Der Beichtiger spricht: »Glaubst du auch, dass meine Vergebung Gottes Vergebung ist?«
Antwort: »Ja, das glaube ich.«
Darauf spricht er: »Wie du glaubst, so geschehe dir. Und ich, auf Befehl unseres Herrn Jesus Christus, vergebe dir deine Sünden im Namen des Vaters und des Sohnes und des Heiligen Geistes. Amen. Gehe hin in Frieden!« 6
Ich liebe diesen Moment. Wenn ich hören darf »Ich vergebe dir deine Sünden«, dann sind es nicht einfach nur die Worte meines Pfarrers. Es sind Jesu Worte. Als würde er selbst leibhaftig vor mir stehen und sprechen. Mein Mitchrist spricht hier nicht aus Willkür, sondern im Auftrag Jesu, der seiner Kirche gesagt hat: »Welchen ihr die Sünden erlasst, denen sind sie erlassen; welchen ihr sie behaltet, denen sind sie behalten« (Johannes 20,23). Seine Vergebung ist Gottes Vergebung. Manchmal kommt mein Herz dabei mit und fühlt die Vergebung, manchmal aber auch nicht. Und das ist dann in Ordnung, denn ich weiß, sie gilt in jedem Fall.

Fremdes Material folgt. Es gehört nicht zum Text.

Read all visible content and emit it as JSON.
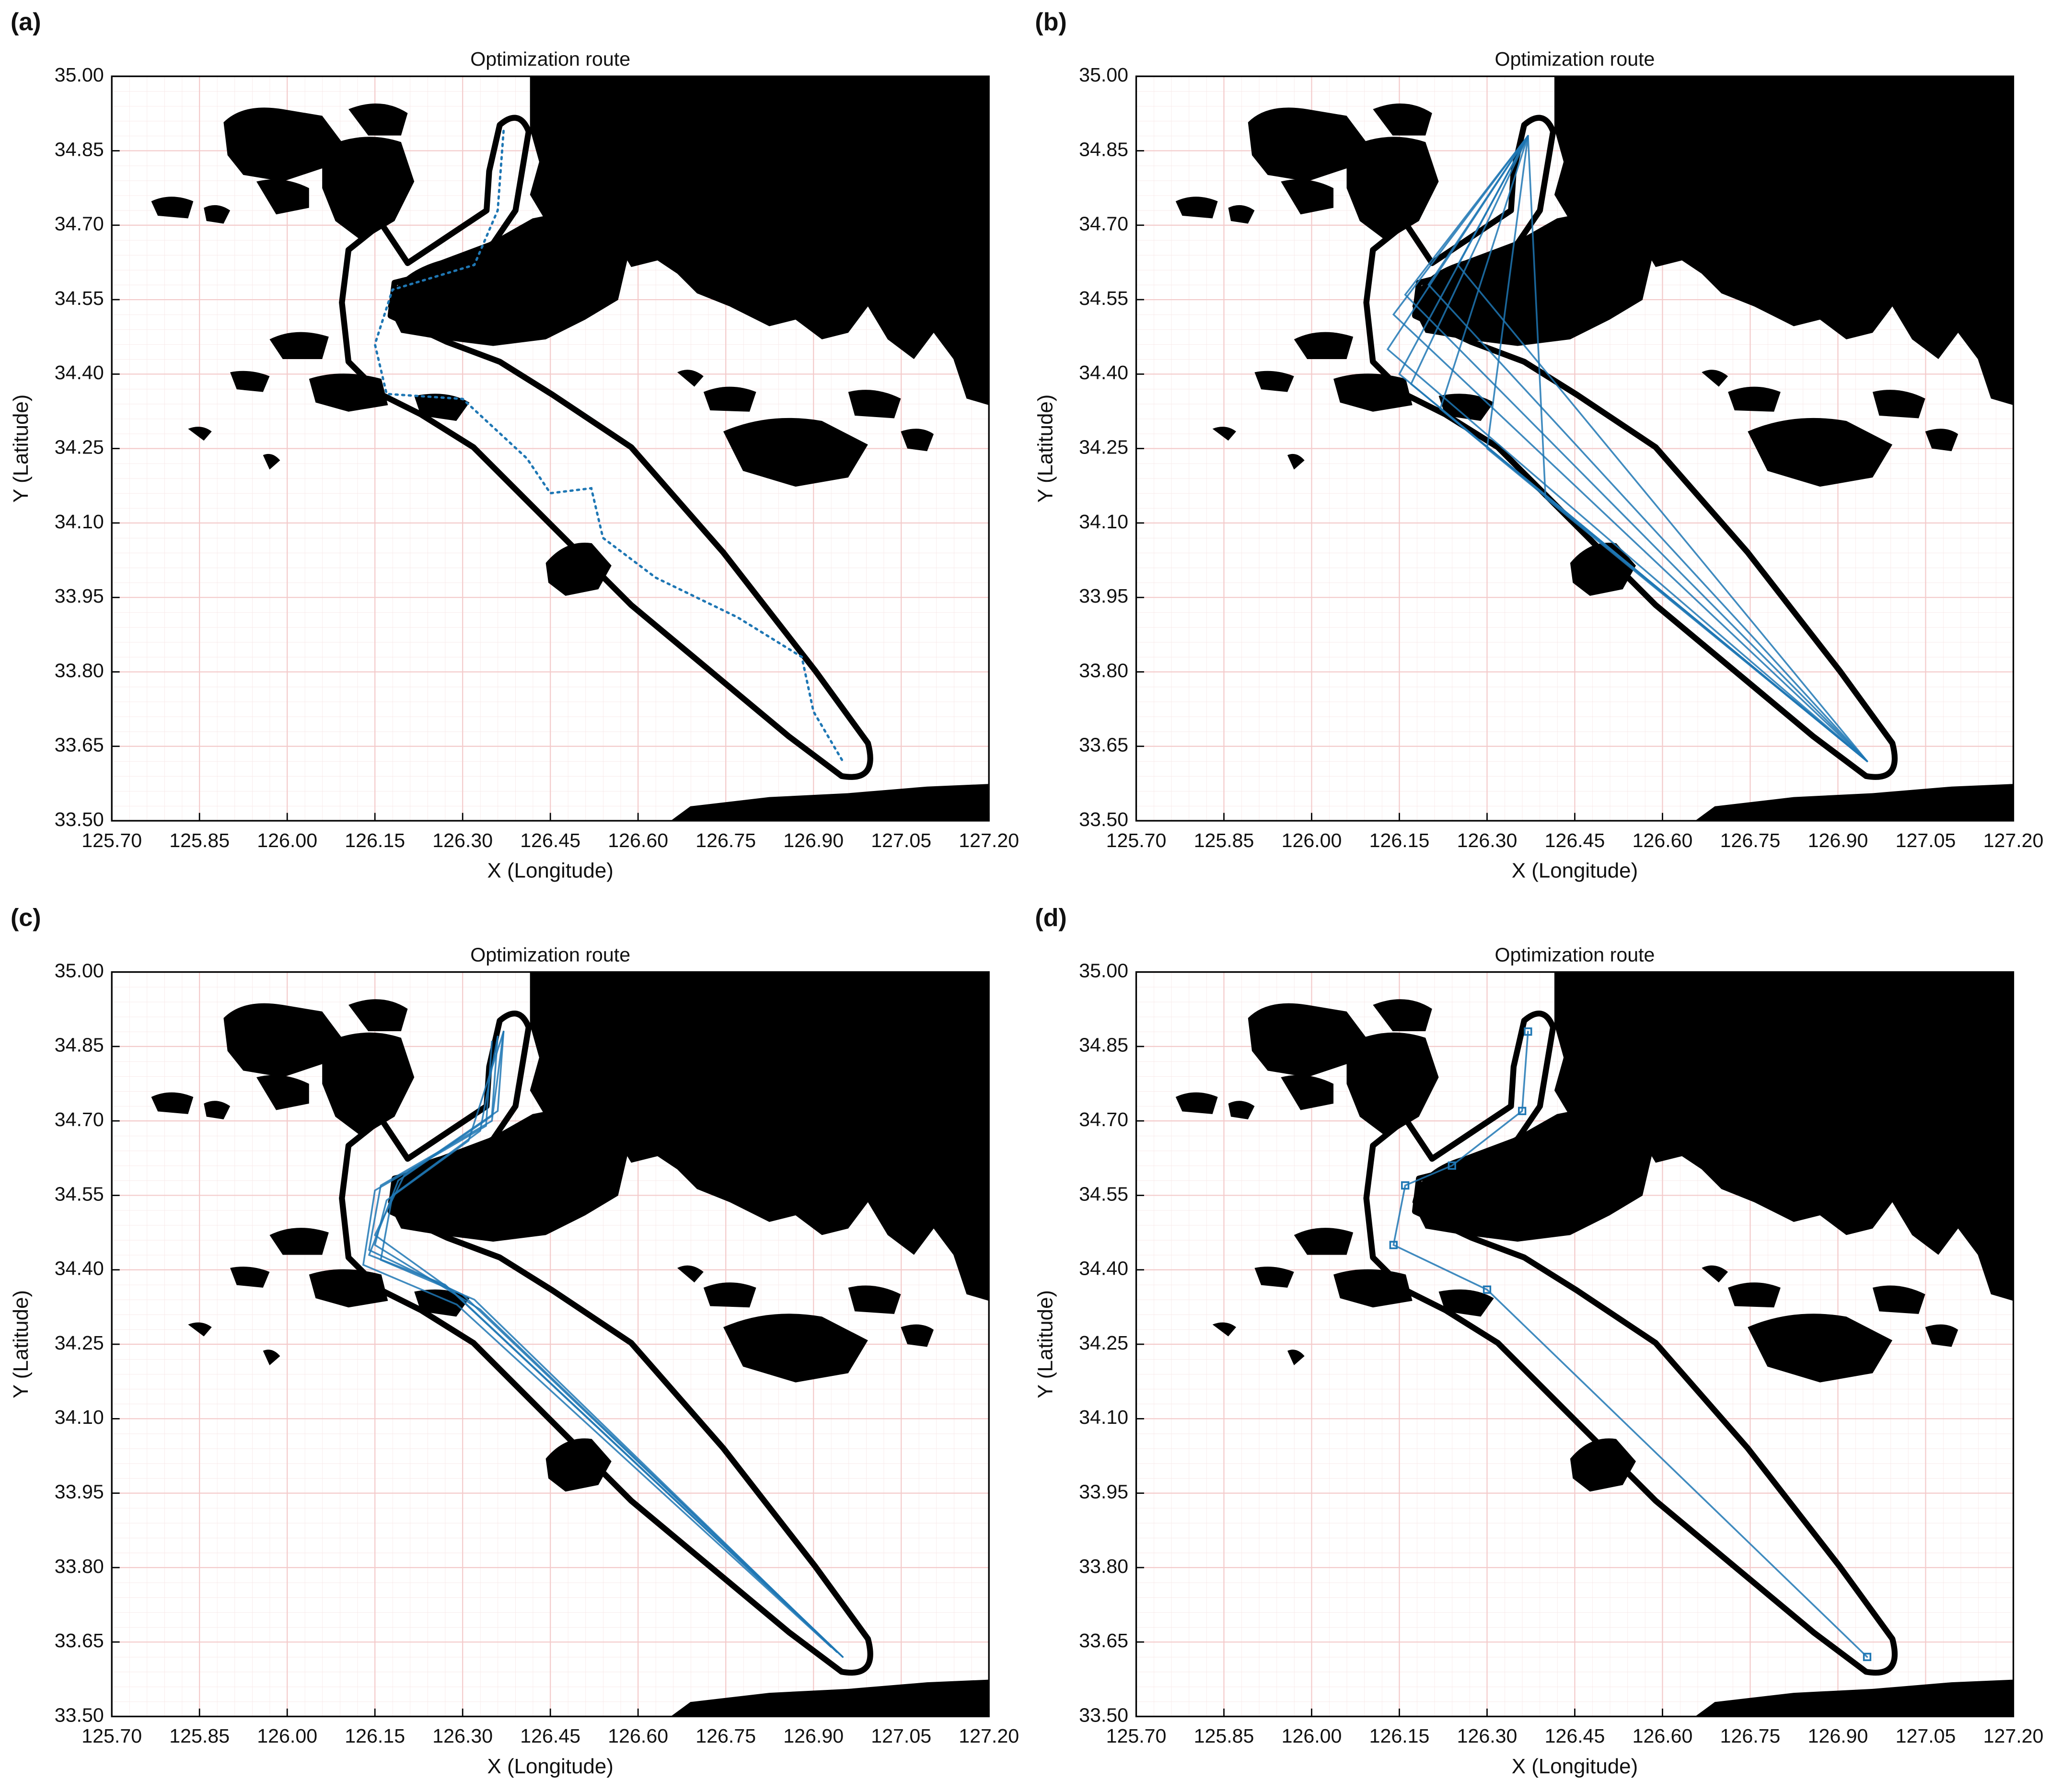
{
  "chart_data": [
    {
      "type": "line",
      "panel_label": "(a)",
      "title": "Optimization route",
      "xlabel": "X (Longitude)",
      "ylabel": "Y (Latitude)",
      "xlim": [
        125.7,
        127.2
      ],
      "ylim": [
        33.5,
        35.0
      ],
      "xticks": [
        {
          "value": 125.7,
          "label": "125.70"
        },
        125.85,
        {
          "value": 126.0,
          "label": "126.00"
        },
        126.15,
        {
          "value": 126.3,
          "label": "126.30"
        },
        126.45,
        {
          "value": 126.6,
          "label": "126.60"
        },
        126.75,
        {
          "value": 126.9,
          "label": "126.90"
        },
        127.05,
        {
          "value": 127.2,
          "label": "127.20"
        }
      ],
      "yticks": [
        {
          "value": 33.5,
          "label": "33.50"
        },
        33.65,
        {
          "value": 33.8,
          "label": "33.80"
        },
        33.95,
        {
          "value": 34.1,
          "label": "34.10"
        },
        34.25,
        {
          "value": 34.4,
          "label": "34.40"
        },
        34.55,
        {
          "value": 34.7,
          "label": "34.70"
        },
        34.85,
        {
          "value": 35.0,
          "label": "35.00"
        }
      ],
      "grid": true,
      "linestyle": "dotted",
      "marker": "none",
      "series": [
        {
          "color": "#1f77b4",
          "x": [
            126.37,
            126.36,
            126.32,
            126.18,
            126.15,
            126.17,
            126.3,
            126.41,
            126.45,
            126.52,
            126.54,
            126.63,
            126.77,
            126.88,
            126.9,
            126.95
          ],
          "y": [
            34.89,
            34.73,
            34.62,
            34.57,
            34.46,
            34.36,
            34.35,
            34.23,
            34.16,
            34.17,
            34.07,
            33.99,
            33.91,
            33.83,
            33.72,
            33.62
          ]
        }
      ]
    },
    {
      "type": "line",
      "panel_label": "(b)",
      "title": "Optimization route",
      "xlabel": "X (Longitude)",
      "ylabel": "Y (Latitude)",
      "xlim": [
        125.7,
        127.2
      ],
      "ylim": [
        33.5,
        35.0
      ],
      "xticks": [
        {
          "value": 125.7,
          "label": "125.70"
        },
        125.85,
        {
          "value": 126.0,
          "label": "126.00"
        },
        126.15,
        {
          "value": 126.3,
          "label": "126.30"
        },
        126.45,
        {
          "value": 126.6,
          "label": "126.60"
        },
        126.75,
        {
          "value": 126.9,
          "label": "126.90"
        },
        127.05,
        {
          "value": 127.2,
          "label": "127.20"
        }
      ],
      "yticks": [
        {
          "value": 33.5,
          "label": "33.50"
        },
        33.65,
        {
          "value": 33.8,
          "label": "33.80"
        },
        33.95,
        {
          "value": 34.1,
          "label": "34.10"
        },
        34.25,
        {
          "value": 34.4,
          "label": "34.40"
        },
        34.55,
        {
          "value": 34.7,
          "label": "34.70"
        },
        34.85,
        {
          "value": 35.0,
          "label": "35.00"
        }
      ],
      "grid": true,
      "linestyle": "solid",
      "marker": "none",
      "series": [
        {
          "color": "#1f77b4",
          "x": [
            126.37,
            126.13,
            126.95
          ],
          "y": [
            34.88,
            34.45,
            33.62
          ]
        },
        {
          "color": "#1f77b4",
          "x": [
            126.37,
            126.14,
            126.95
          ],
          "y": [
            34.88,
            34.52,
            33.62
          ]
        },
        {
          "color": "#1f77b4",
          "x": [
            126.37,
            126.16,
            126.95
          ],
          "y": [
            34.88,
            34.56,
            33.62
          ]
        },
        {
          "color": "#1f77b4",
          "x": [
            126.37,
            126.2,
            126.95
          ],
          "y": [
            34.88,
            34.58,
            33.62
          ]
        },
        {
          "color": "#1f77b4",
          "x": [
            126.37,
            126.25,
            126.95
          ],
          "y": [
            34.88,
            34.62,
            33.62
          ]
        },
        {
          "color": "#1f77b4",
          "x": [
            126.37,
            126.15,
            126.95
          ],
          "y": [
            34.88,
            34.4,
            33.62
          ]
        },
        {
          "color": "#1f77b4",
          "x": [
            126.37,
            126.17,
            126.95
          ],
          "y": [
            34.88,
            34.38,
            33.62
          ]
        },
        {
          "color": "#1f77b4",
          "x": [
            126.37,
            126.22,
            126.95
          ],
          "y": [
            34.88,
            34.33,
            33.62
          ]
        },
        {
          "color": "#1f77b4",
          "x": [
            126.37,
            126.3,
            126.95
          ],
          "y": [
            34.88,
            34.25,
            33.62
          ]
        },
        {
          "color": "#1f77b4",
          "x": [
            126.37,
            126.4,
            126.95
          ],
          "y": [
            34.88,
            34.15,
            33.62
          ]
        }
      ]
    },
    {
      "type": "line",
      "panel_label": "(c)",
      "title": "Optimization route",
      "xlabel": "X (Longitude)",
      "ylabel": "Y (Latitude)",
      "xlim": [
        125.7,
        127.2
      ],
      "ylim": [
        33.5,
        35.0
      ],
      "xticks": [
        {
          "value": 125.7,
          "label": "125.70"
        },
        125.85,
        {
          "value": 126.0,
          "label": "126.00"
        },
        126.15,
        {
          "value": 126.3,
          "label": "126.30"
        },
        126.45,
        {
          "value": 126.6,
          "label": "126.60"
        },
        126.75,
        {
          "value": 126.9,
          "label": "126.90"
        },
        127.05,
        {
          "value": 127.2,
          "label": "127.20"
        }
      ],
      "yticks": [
        {
          "value": 33.5,
          "label": "33.50"
        },
        33.65,
        {
          "value": 33.8,
          "label": "33.80"
        },
        33.95,
        {
          "value": 34.1,
          "label": "34.10"
        },
        34.25,
        {
          "value": 34.4,
          "label": "34.40"
        },
        34.55,
        {
          "value": 34.7,
          "label": "34.70"
        },
        34.85,
        {
          "value": 35.0,
          "label": "35.00"
        }
      ],
      "grid": true,
      "linestyle": "solid",
      "marker": "none",
      "series": [
        {
          "color": "#1f77b4",
          "x": [
            126.37,
            126.35,
            126.16,
            126.14,
            126.3,
            126.95
          ],
          "y": [
            34.88,
            34.7,
            34.57,
            34.44,
            34.35,
            33.62
          ]
        },
        {
          "color": "#1f77b4",
          "x": [
            126.36,
            126.33,
            126.18,
            126.16,
            126.32,
            126.94
          ],
          "y": [
            34.87,
            34.68,
            34.55,
            34.42,
            34.34,
            33.63
          ]
        },
        {
          "color": "#1f77b4",
          "x": [
            126.37,
            126.36,
            126.2,
            126.15,
            126.28,
            126.95
          ],
          "y": [
            34.88,
            34.72,
            34.59,
            34.47,
            34.36,
            33.62
          ]
        },
        {
          "color": "#1f77b4",
          "x": [
            126.35,
            126.34,
            126.15,
            126.13,
            126.29,
            126.93
          ],
          "y": [
            34.86,
            34.69,
            34.56,
            34.41,
            34.33,
            33.64
          ]
        },
        {
          "color": "#1f77b4",
          "x": [
            126.37,
            126.31,
            126.17,
            126.15,
            126.33,
            126.95
          ],
          "y": [
            34.88,
            34.66,
            34.54,
            34.45,
            34.32,
            33.62
          ]
        },
        {
          "color": "#1f77b4",
          "x": [
            126.36,
            126.35,
            126.19,
            126.14,
            126.27,
            126.94
          ],
          "y": [
            34.87,
            34.71,
            34.58,
            34.43,
            34.37,
            33.63
          ]
        }
      ]
    },
    {
      "type": "line",
      "panel_label": "(d)",
      "title": "Optimization route",
      "xlabel": "X (Longitude)",
      "ylabel": "Y (Latitude)",
      "xlim": [
        125.7,
        127.2
      ],
      "ylim": [
        33.5,
        35.0
      ],
      "xticks": [
        {
          "value": 125.7,
          "label": "125.70"
        },
        125.85,
        {
          "value": 126.0,
          "label": "126.00"
        },
        126.15,
        {
          "value": 126.3,
          "label": "126.30"
        },
        126.45,
        {
          "value": 126.6,
          "label": "126.60"
        },
        126.75,
        {
          "value": 126.9,
          "label": "126.90"
        },
        127.05,
        {
          "value": 127.2,
          "label": "127.20"
        }
      ],
      "yticks": [
        {
          "value": 33.5,
          "label": "33.50"
        },
        33.65,
        {
          "value": 33.8,
          "label": "33.80"
        },
        33.95,
        {
          "value": 34.1,
          "label": "34.10"
        },
        34.25,
        {
          "value": 34.4,
          "label": "34.40"
        },
        34.55,
        {
          "value": 34.7,
          "label": "34.70"
        },
        34.85,
        {
          "value": 35.0,
          "label": "35.00"
        }
      ],
      "grid": true,
      "linestyle": "solid",
      "marker": "square",
      "series": [
        {
          "color": "#1f77b4",
          "x": [
            126.37,
            126.36,
            126.24,
            126.16,
            126.14,
            126.3,
            126.95
          ],
          "y": [
            34.88,
            34.72,
            34.61,
            34.57,
            34.45,
            34.36,
            33.62
          ]
        }
      ]
    }
  ]
}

Ob Matsch, die Farben des Regenbogens oder das Wort: Gott liebt es, Mittel zu benutzen, um mit uns zu kommunizieren. Weil er weiß, dass unser Herz hin und her geht, gibt er uns in seinem Wort einen deutlichen Einblick in sein Herz.
Aber müssen wir nicht auch daran glauben? Wenn du eben feinfühlig die Beichtliturgie gelesen hast, bist du vielleicht über eine Stelle gestolpert. Du wirst gefragt, ob du daran glaubst und sollst ein »Ja, das glaube ich« sprechen. Doch was ist, wenn du das nicht tust? Was ist, wenn du diesen Glauben nicht mehr in dir findest? Dieser Frage stellen wir uns nun in einem letzten Gedankengang. Wie ist das eigentlich mit dem Glauben?
Wenn es um den Glauben geht, kann uns vieles im Weg stehen. Für manch einen liegen die Zweifel auf der intellektuellen Ebene. Es gibt argumentative Gründe, die gegen das christliche Weltbild sprechen. Für andere sind die Zweifel existenzieller Art, wenn man persönliche Schicksalsschläge nicht mit dem Glauben an einen liebenden Gott vereinbaren kann.